Dans la même collection, paraît aussi un autre livre- plus ancien celui-ci-de Victor Serge: Ce que tout révolutionnaire doit savoir de la répression. Publié pour la première fois en 1925, il est inspiré par la lecture que Victor Serge avait faite des archives secrètes de la Okhrana, la police politique tsariste. Il en dresse un guide pratique des techniques de répression policière, des techniques qui, mises à jour par les nouveaux moyens informatiques et technologiques à la disposition des oppresseurs et des tortionnaires, n´ont pas pris, par bien des côtés, une ride. Victor Serge au moment où il écrivait ce livre ne pouvait nullement s´imaginer que le régime révolutionnaire auquel il avait adhéré serait devenu sous peu un digne héritier de certaines pratiques totalitaires de la police tsariste...
Cette édition, établie et annotée par Jean Rière, est enrichie d´une préface d´Éric Hazan et de deux postfaces: la première de Francis Dupuis-Déri sur les techniques modernes de contrôle policier et la deuxième de Richard Greeman, intitulée Victor Serge et la répression policière.
Iouri Dombrovski et Victor Serge, deux insoumis, deux anticonformistes, deux hommes qui ont aimé avec la même ferveur la littérature et la liberté...

À lire:

De Iouri Dombrovski:

-Le singe vient réclamer son crâne, traduction du russe par Dimitri Sesemann, préface d´Hélène Châtelain, éditions Verdier.
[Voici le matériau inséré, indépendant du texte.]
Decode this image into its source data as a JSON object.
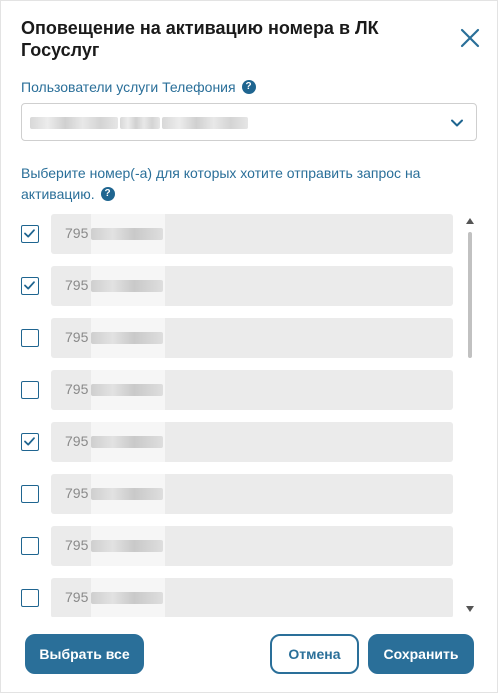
{
  "dialog": {
    "title": "Оповещение на активацию номера в ЛК Госуслуг",
    "close_icon": "close-icon"
  },
  "users": {
    "label": "Пользователи услуги Телефония",
    "help_glyph": "?",
    "selected_value": ""
  },
  "numbers_section": {
    "label": "Выберите номер(-а) для которых хотите отправить запрос на активацию.",
    "help_glyph": "?"
  },
  "numbers": [
    {
      "prefix": "795",
      "checked": true
    },
    {
      "prefix": "795",
      "checked": true
    },
    {
      "prefix": "795",
      "checked": false
    },
    {
      "prefix": "795",
      "checked": false
    },
    {
      "prefix": "795",
      "checked": true
    },
    {
      "prefix": "795",
      "checked": false
    },
    {
      "prefix": "795",
      "checked": false
    },
    {
      "prefix": "795",
      "checked": false
    }
  ],
  "footer": {
    "select_all_label": "Выбрать все",
    "cancel_label": "Отмена",
    "save_label": "Сохранить"
  },
  "colors": {
    "accent": "#2a6f99",
    "field_bg": "#ebebeb",
    "label_text": "#2a6f99"
  }
}
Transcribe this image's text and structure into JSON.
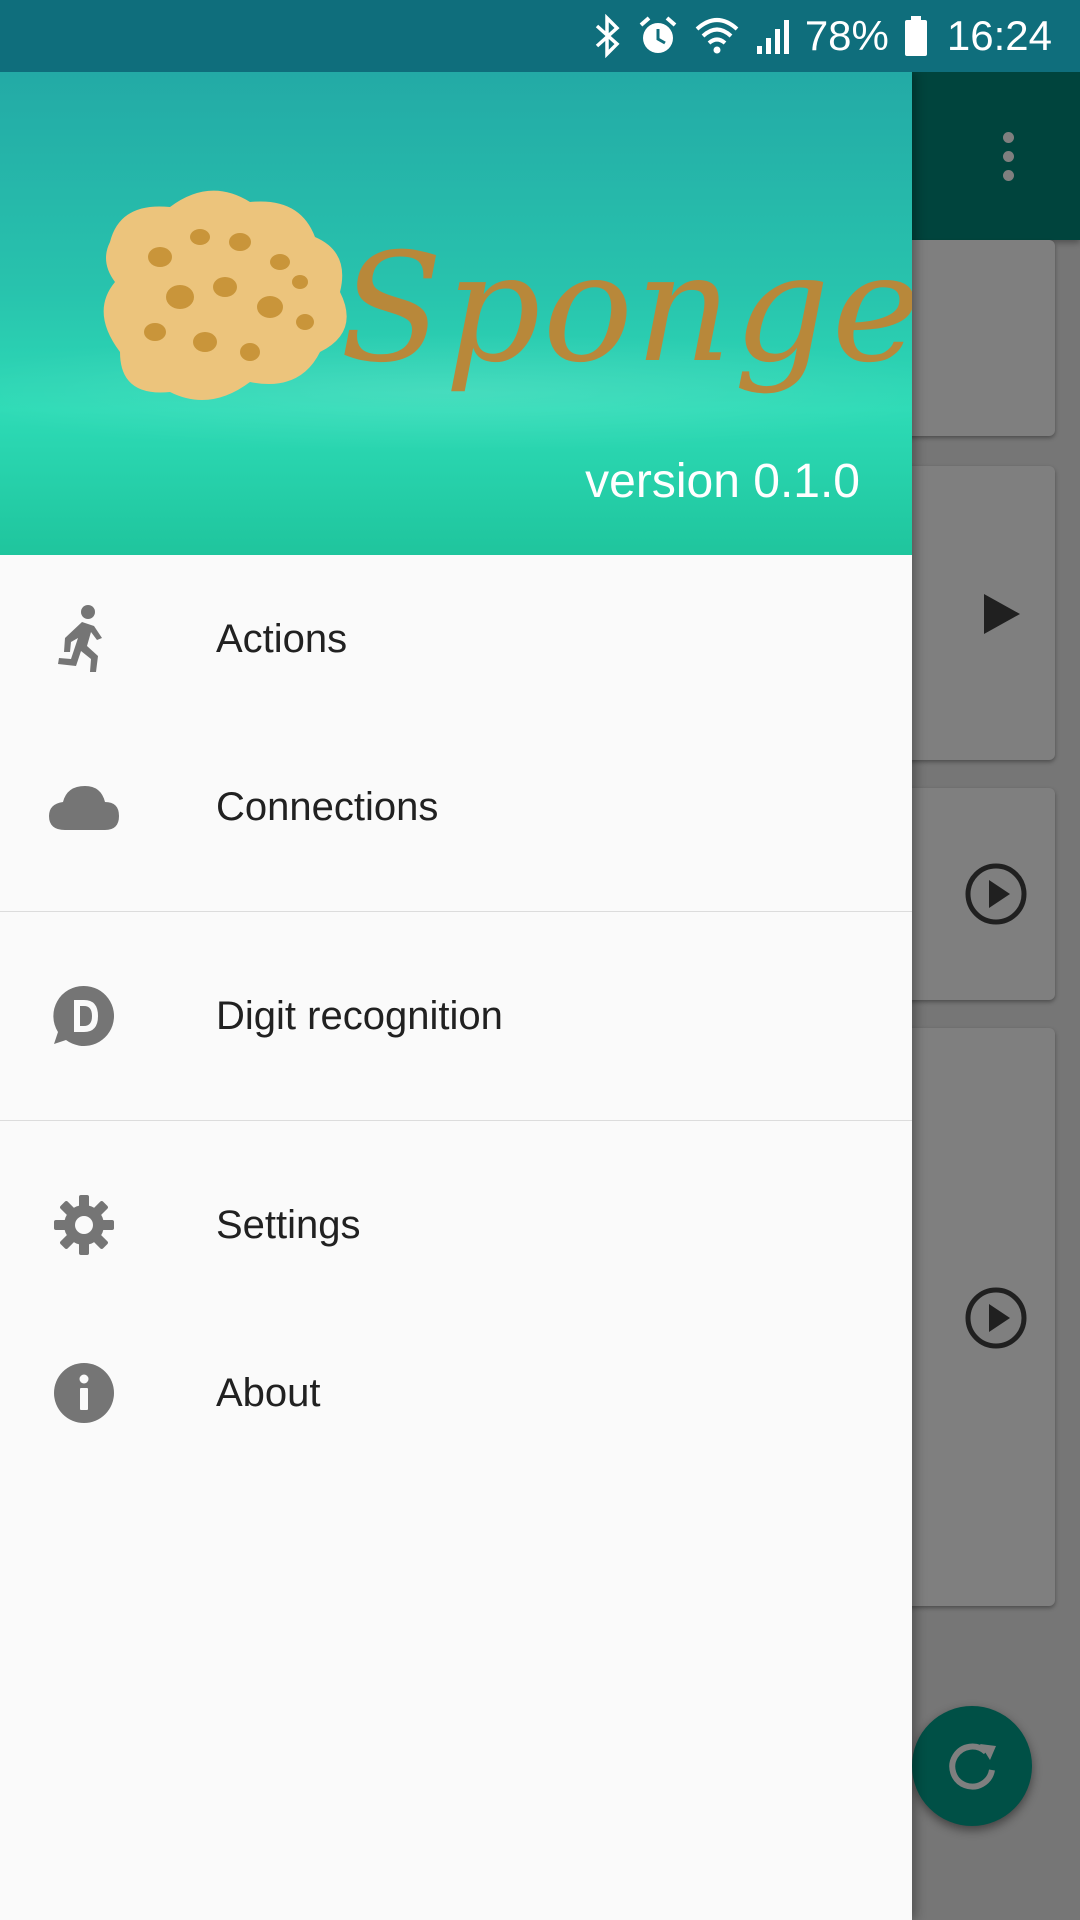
{
  "status_bar": {
    "battery_percent": "78%",
    "time": "16:24",
    "icons": [
      "bluetooth-icon",
      "alarm-icon",
      "wifi-icon",
      "signal-icon",
      "battery-icon"
    ]
  },
  "drawer": {
    "header": {
      "logo_text": "Sponge",
      "version": "version 0.1.0"
    },
    "groups": [
      {
        "items": [
          {
            "label": "Actions",
            "icon": "run-icon"
          },
          {
            "label": "Connections",
            "icon": "cloud-icon"
          }
        ]
      },
      {
        "items": [
          {
            "label": "Digit recognition",
            "icon": "digit-d-icon"
          }
        ]
      },
      {
        "items": [
          {
            "label": "Settings",
            "icon": "gear-icon"
          },
          {
            "label": "About",
            "icon": "info-icon"
          }
        ]
      }
    ]
  },
  "colors": {
    "toolbar": "#00897b",
    "status_bar": "#0f6e7c",
    "drawer_background": "#fafafa",
    "menu_text": "#212121",
    "menu_icon": "#757575",
    "logo": "#b8883a",
    "fab": "#00a08c"
  }
}
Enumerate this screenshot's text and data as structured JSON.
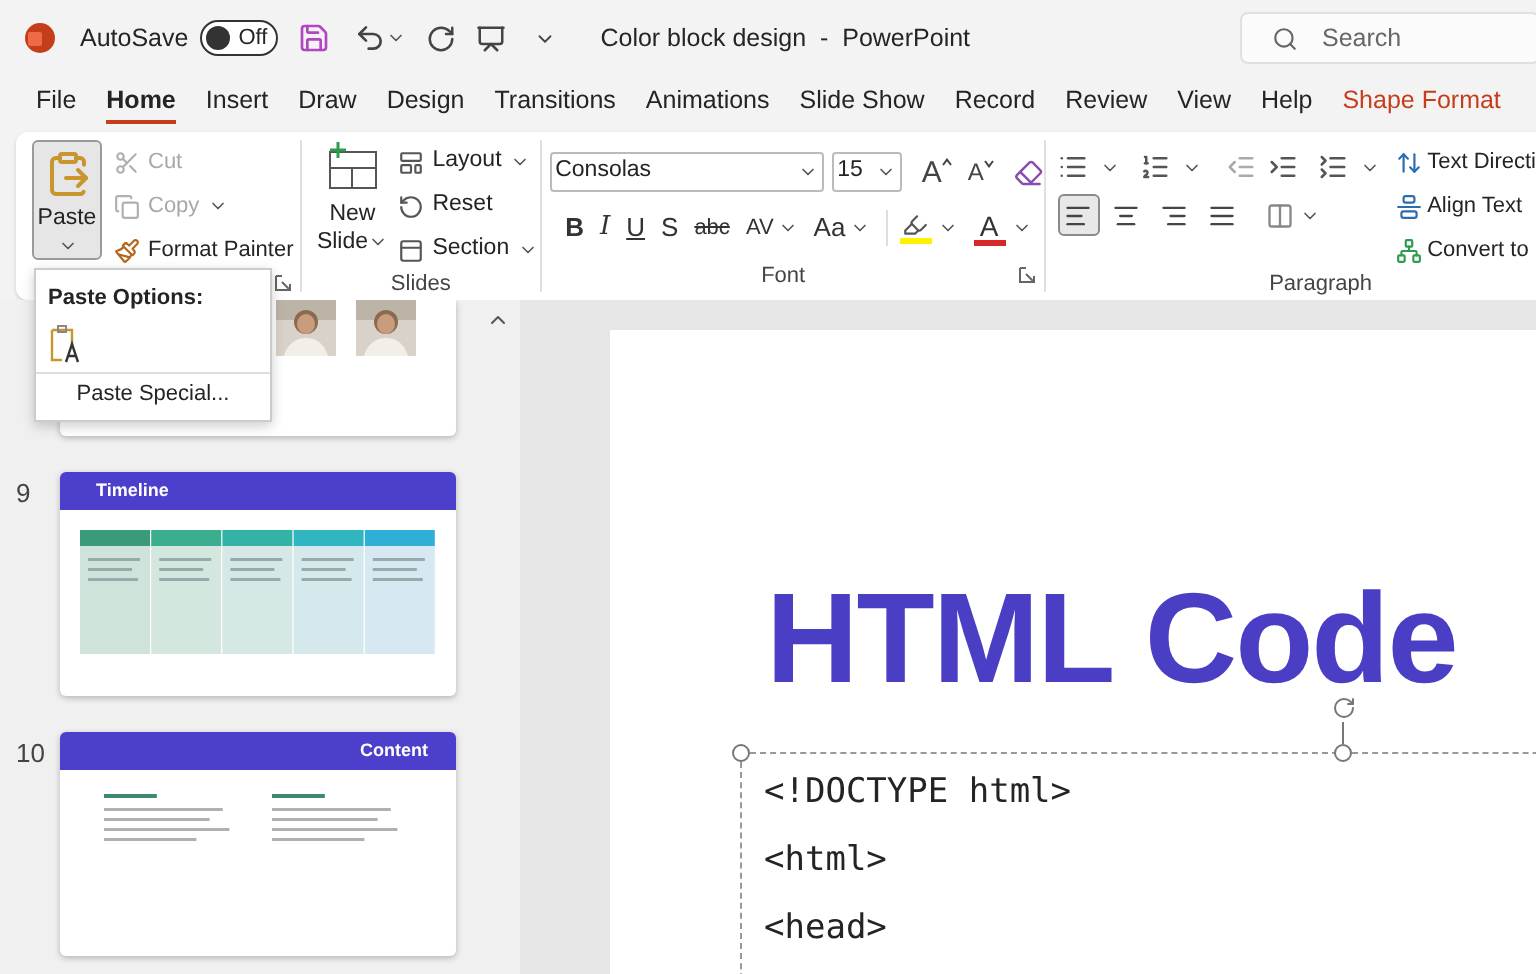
{
  "titlebar": {
    "autosave_label": "AutoSave",
    "autosave": {
      "label": "Off",
      "on": false
    },
    "title": "Color block design  -  PowerPoint",
    "search": {
      "placeholder": "Search"
    }
  },
  "tabs": [
    {
      "label": "File",
      "selected": false,
      "kind": "normal"
    },
    {
      "label": "Home",
      "selected": true,
      "kind": "normal"
    },
    {
      "label": "Insert",
      "selected": false,
      "kind": "normal"
    },
    {
      "label": "Draw",
      "selected": false,
      "kind": "normal"
    },
    {
      "label": "Design",
      "selected": false,
      "kind": "normal"
    },
    {
      "label": "Transitions",
      "selected": false,
      "kind": "normal"
    },
    {
      "label": "Animations",
      "selected": false,
      "kind": "normal"
    },
    {
      "label": "Slide Show",
      "selected": false,
      "kind": "normal"
    },
    {
      "label": "Record",
      "selected": false,
      "kind": "normal"
    },
    {
      "label": "Review",
      "selected": false,
      "kind": "normal"
    },
    {
      "label": "View",
      "selected": false,
      "kind": "normal"
    },
    {
      "label": "Help",
      "selected": false,
      "kind": "normal"
    },
    {
      "label": "Shape Format",
      "selected": false,
      "kind": "contextual"
    }
  ],
  "clipboard": {
    "paste": {
      "label": "Paste",
      "expanded": true
    },
    "small": [
      {
        "kind": "cut",
        "label": "Cut",
        "disabled": true
      },
      {
        "kind": "copy",
        "label": "Copy",
        "disabled": true
      },
      {
        "kind": "painter",
        "label": "Format Painter",
        "disabled": false
      }
    ]
  },
  "slides_group": {
    "label": "Slides",
    "new_slide": [
      "New",
      "Slide"
    ],
    "small": [
      {
        "kind": "layout",
        "label": "Layout"
      },
      {
        "kind": "reset",
        "label": "Reset"
      },
      {
        "kind": "section",
        "label": "Section"
      }
    ]
  },
  "font_group": {
    "label": "Font",
    "font": "Consolas",
    "size": "15",
    "grow": "A",
    "shrink": "A",
    "styles": [
      {
        "kind": "bold",
        "label": "B"
      },
      {
        "kind": "italic",
        "label": "I"
      },
      {
        "kind": "underline",
        "label": "U"
      },
      {
        "kind": "shadow",
        "label": "S"
      },
      {
        "kind": "strike",
        "label": "abc"
      },
      {
        "kind": "spacing",
        "label": "AV"
      },
      {
        "kind": "case",
        "label": "Aa"
      }
    ],
    "font_color_label": "A"
  },
  "paragraph_group": {
    "label": "Paragraph",
    "align": [
      {
        "kind": "left",
        "selected": true
      },
      {
        "kind": "center",
        "selected": false
      },
      {
        "kind": "right",
        "selected": false
      },
      {
        "kind": "justify",
        "selected": false
      }
    ],
    "side": [
      {
        "kind": "direction",
        "label": "Text Directi"
      },
      {
        "kind": "align",
        "label": "Align Text"
      },
      {
        "kind": "smartart",
        "label": "Convert to"
      }
    ]
  },
  "paste_menu": {
    "title": "Paste Options:",
    "item": "Paste Special..."
  },
  "thumbnails": [
    {
      "kind": "people"
    },
    {
      "kind": "timeline",
      "number": "9",
      "title": "Timeline"
    },
    {
      "kind": "content",
      "number": "10",
      "title": "Content"
    }
  ],
  "slide": {
    "title": "HTML Code",
    "code_lines": [
      "<!DOCTYPE html>",
      "<html>",
      "<head>"
    ]
  }
}
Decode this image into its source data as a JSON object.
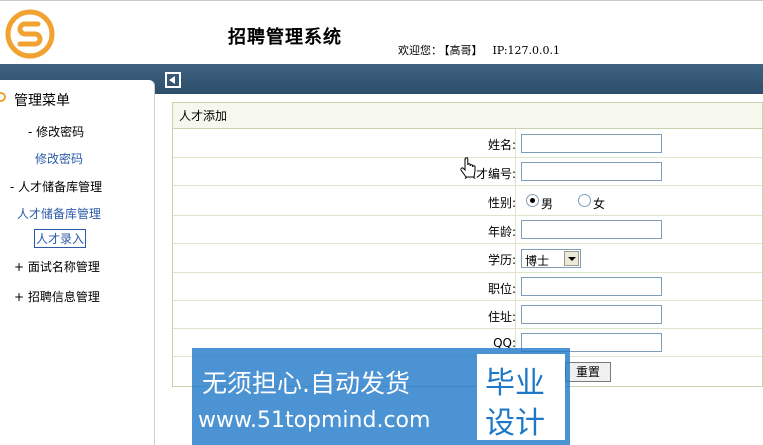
{
  "header": {
    "title": "招聘管理系统",
    "welcome_label": "欢迎您：",
    "user": "【高哥】",
    "ip": "IP:127.0.0.1"
  },
  "sidebar": {
    "title": "管理菜单",
    "items": [
      {
        "label": "- 修改密码"
      },
      {
        "label": "修改密码"
      },
      {
        "label": "- 人才储备库管理"
      },
      {
        "label": "人才储备库管理"
      },
      {
        "label": "人才录入"
      },
      {
        "label": "+ 面试名称管理"
      },
      {
        "label": "+ 招聘信息管理"
      }
    ]
  },
  "form": {
    "title": "人才添加",
    "name_label": "姓名:",
    "number_label": "人才编号:",
    "gender_label": "性别:",
    "gender_male": "男",
    "gender_female": "女",
    "gender_selected": "男",
    "age_label": "年龄:",
    "education_label": "学历:",
    "education_value": "博士",
    "position_label": "职位:",
    "address_label": "住址:",
    "qq_label": "QQ:",
    "reset_label": "重置"
  },
  "watermark": {
    "line1": "无须担心.自动发货",
    "line2": "www.51topmind.com",
    "badge_top": "毕业",
    "badge_bottom": "设计"
  },
  "colors": {
    "bar": "#2c4e6b",
    "logo": "#f2a230",
    "link": "#2a5aa8",
    "watermark": "#1e78c8"
  }
}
-Le conservateur des antiquités, traduction du russe et postface de Jean Cathala, éditions La Découverte.

De Victor Serge:

-L´Affaire Toulaev, préface de Susan Sontag, éditions Zones.

-Ce que tout révolutionnaire doit savoir de la répression, préface d´Éric Hazan, postfaces de Francis Dupuis-Déri et Richard Greeman, éditions Zones.